C’est toutefois une intimité fragilisée par le climat de méfiance, par les dénonciations. La justice de 1793 est bien éloignée de la justice idéale, égalitaire, impartiale de 1789. Les tensions à Paris comme en province ont provoqué un durcissement des tribunaux et des condamnations. La justice désormais doit être terrible pour ne pas inspirer la vengeance. Durant la période couverte par l’exposition, un prévenu sur deux était condamné à mort après un procès souvent expéditif. Pourtant, la vie judiciaire de la Révolution est aussi marquée par de grands procès retentissants, celui de Georges Jacques Danton, celui des Girondins, celui de Marie-Antoinette ou encore d’Olympe de Gouges. Archives, dessins, et surtout affiches issues de l’imprimerie du Tribunal révolutionnaire de Paris, rendent compte de cette pesante atmosphère, présente jusque sur les murs des rues parisiennes. La présence d’objets mobiliers composant le Tribunal révolutionnaire (fauteuils, papiers peints) sont de fragiles et trop rares témoins de ces salles où fut prononcée à de nombreuses reprises la peine capitale.

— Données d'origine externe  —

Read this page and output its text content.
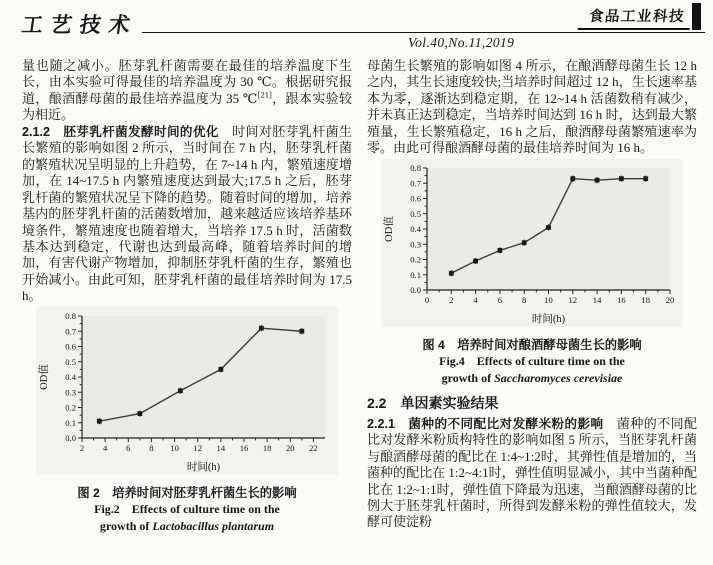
工艺技术
Vol.40,No.11,2019
食品工业科技

量也随之减小。胚芽乳杆菌需要在最佳的培养温度下生长，由本实验可得最佳的培养温度为 30 ℃。根据研究报道，酿酒酵母菌的最佳培养温度为 35 ℃[21]，跟本实验较为相近。

2.1.2　胚芽乳杆菌发酵时间的优化　时间对胚芽乳杆菌生长繁殖的影响如图 2 所示，当时间在 7 h 内，胚芽乳杆菌的繁殖状况呈明显的上升趋势，在 7~14 h 内，繁殖速度增加，在 14~17.5 h 内繁殖速度达到最大;17.5 h 之后，胚芽乳杆菌的繁殖状况呈下降的趋势。随着时间的增加，培养基内的胚芽乳杆菌的活菌数增加，越来越适应该培养基环境条件，繁殖速度也随着增大，当培养 17.5 h 时，活菌数基本达到稳定，代谢也达到最高峰，随着培养时间的增加，有害代谢产物增加，抑制胚芽乳杆菌的生存，繁殖也开始减小。由此可知，胚芽乳杆菌的最佳培养时间为 17.5 h。

2 4 6 8 10 12 14 16 18 20 22
0.0
0.1
0.2
0.3
0.4
0.5
0.6
0.7
0.8
时间(h)
OD值
图 2　培养时间对胚芽乳杆菌生长的影响
Fig.2　Effects of culture time on the
growth of Lactobacillus plantarum

母菌生长繁殖的影响如图 4 所示，在酿酒酵母菌生长 12 h 之内，其生长速度较快;当培养时间超过 12 h，生长速率基本为零，逐渐达到稳定期，在 12~14 h 活菌数稍有减少，并未真正达到稳定，当培养时间达到 16 h 时，达到最大繁殖量，生长繁殖稳定，16 h 之后，酿酒酵母菌繁殖速率为零。由此可得酿酒酵母菌的最佳培养时间为 16 h。

0 2 4 6 8 10 12 14 16 18 20
0.0
0.1
0.2
0.3
0.4
0.5
0.6
0.7
0.8
时间(h)
OD值
图 4　培养时间对酿酒酵母菌生长的影响
Fig.4　Effects of culture time on the
growth of Saccharomyces cerevisiae
2.2　单因素实验结果

2.2.1　菌种的不同配比对发酵米粉的影响　菌种的不同配比对发酵米粉质构特性的影响如图 5 所示，当胚芽乳杆菌与酿酒酵母菌的配比在 1:4~1:2时，其弹性值是增加的，当菌种的配比在 1:2~4:1时，弹性值明显减小，其中当菌种配比在 1:2~1:1时，弹性值下降最为迅速，当酿酒酵母菌的比例大于胚芽乳杆菌时，所得到发酵米粉的弹性值较大，发酵可使淀粉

Faisant suite à la section sur le Tribunal révolutionnaire, la partie consacrée aux prisons et aux échafauds fait le point sur l’un des grands symboles de la Révolution, la guillotine. Organisées comme un spectacle, les exécutions des ennemis de la République grâce au « rasoir national » devaient dissuader toute tentative d’opposition au régime. Les œuvres d’Hubert Robert viennent quant à elles illustrer les prisons révolutionnaires mais aussi les débordements fanatiques liés aux saccages des lieux de mémoire. Jacques Louis David n’est pas non plus en reste puisque le musée Carnavalet expose le seul paysage qu’aurait peint l’artiste, emprisonné au Luxembourg après la chute de Robespierre.
La dernière partie de l’exposition, la plus petite (sans doute la plus expéditive), est consacrée aux légendes forgées à partir de cette époque. Comment nos yeux modernes peuvent-ils percevoir ces objets si complexes ? Grâce aux études scientifiques, ces objets permettent de comprendre l’histoire en mouvement. Porteurs de plusieurs sens, ils ont aussi été les instruments d’une propagande révolutionnaire permettant de fabriquer de toutes pièces de fausses informations, ou de jeter un discrédit sur des acteurs trop influents.
L’exposition proposée par le musée Carnavalet est tout à fait louable, même s’il faut souligner quelques absences, notamment la justification claire, dès le début, sur le non-emploi du terme « Terreur », qui résume pourtant à lui seul ce climat et ce régime si singulier de l’An II. Le visiteur aurait également été aidé dans sa compréhension par une évocation économique de cette année qui reste coûteuse en dépenses de guerres (guerres aux frontières et guerre civile), et où les crises alimentaires n’ont pas disparu. Il faut noter également que près de 70% des œuvres présentées dans l’exposition sont issues du musée. Cela n’empêche pas de (trop rares !) beaux prêts comme le portrait de Barère par Laneuville conservé à Brême en Allemagne.